A few years later, the apostle Paul would say that when we eat the bread and drink from the cup, we proclaim the Lord’s death until he comes again. And as we await his return, his calling upon our lives remains before us: Follow me. It’s as simple and as dangerous and as life-changing as that. The question is: Will you follow? The whole biblical story has been moving toward this moment. And all of history has been changed by it. Will you allow Jesus to change you?
Jesus Christ is to be the center of our faith. The core of our faith is in a relationship with the Living Christ. Faith is not a belief system nor a code of behavior. Faith is about a trusting relationship with God through Jesus Christ, loving God and others as we follow Jesus. It’s a relationship made possible by God’s grace alone. It’s a relationship we enter by deciding to follow Jesus. We trust our lives into his hands of grace and live in the forgiveness of God, free to say no to temptation, free to become who God created you to be. The angels who sang at his birth were absolutely right: The gospel is good news of great joy for all people.
The grace of God is hunting you down even now. God wants you to know that you are loved and accepted, that there is grace to help you in your time of need, and that there is a calling on your life greater and more beautiful than you could ever imagine, a calling that will give your life meaning and purpose and fill you with hope.
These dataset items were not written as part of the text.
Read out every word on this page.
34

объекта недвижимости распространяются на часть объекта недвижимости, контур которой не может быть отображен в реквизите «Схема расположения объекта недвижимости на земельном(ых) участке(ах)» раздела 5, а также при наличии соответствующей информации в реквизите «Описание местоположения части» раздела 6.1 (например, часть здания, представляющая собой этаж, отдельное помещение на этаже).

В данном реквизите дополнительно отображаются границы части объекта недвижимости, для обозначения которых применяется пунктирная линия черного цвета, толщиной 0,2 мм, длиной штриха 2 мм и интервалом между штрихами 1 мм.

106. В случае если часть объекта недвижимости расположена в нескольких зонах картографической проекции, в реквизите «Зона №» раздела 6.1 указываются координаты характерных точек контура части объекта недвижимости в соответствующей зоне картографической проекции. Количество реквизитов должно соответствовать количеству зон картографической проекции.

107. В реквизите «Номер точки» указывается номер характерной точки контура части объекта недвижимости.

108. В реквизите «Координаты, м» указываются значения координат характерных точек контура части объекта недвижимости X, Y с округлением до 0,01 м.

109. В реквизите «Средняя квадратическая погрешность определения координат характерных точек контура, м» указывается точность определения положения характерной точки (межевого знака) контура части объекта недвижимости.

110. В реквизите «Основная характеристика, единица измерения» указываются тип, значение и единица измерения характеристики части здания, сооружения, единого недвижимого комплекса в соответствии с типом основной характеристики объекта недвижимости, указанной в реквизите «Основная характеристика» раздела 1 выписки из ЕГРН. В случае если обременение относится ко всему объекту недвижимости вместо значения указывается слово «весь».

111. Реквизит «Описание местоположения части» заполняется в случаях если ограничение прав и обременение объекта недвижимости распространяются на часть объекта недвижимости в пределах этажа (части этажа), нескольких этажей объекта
Do you feel the tug of grace upon your heart? Do you hear his voice quietly speaking to you? It is a voice like no other. His is the voice – once you’ve heard it, his is the face – once you’ve seen it, you never forget. To see the compassion of God in the reflection of his eyes. To feel the Welcome of God in the warmth of his smile. To know the life-giving thrill of his voice as he invites us to dance the Great Dance. Will you take his hand?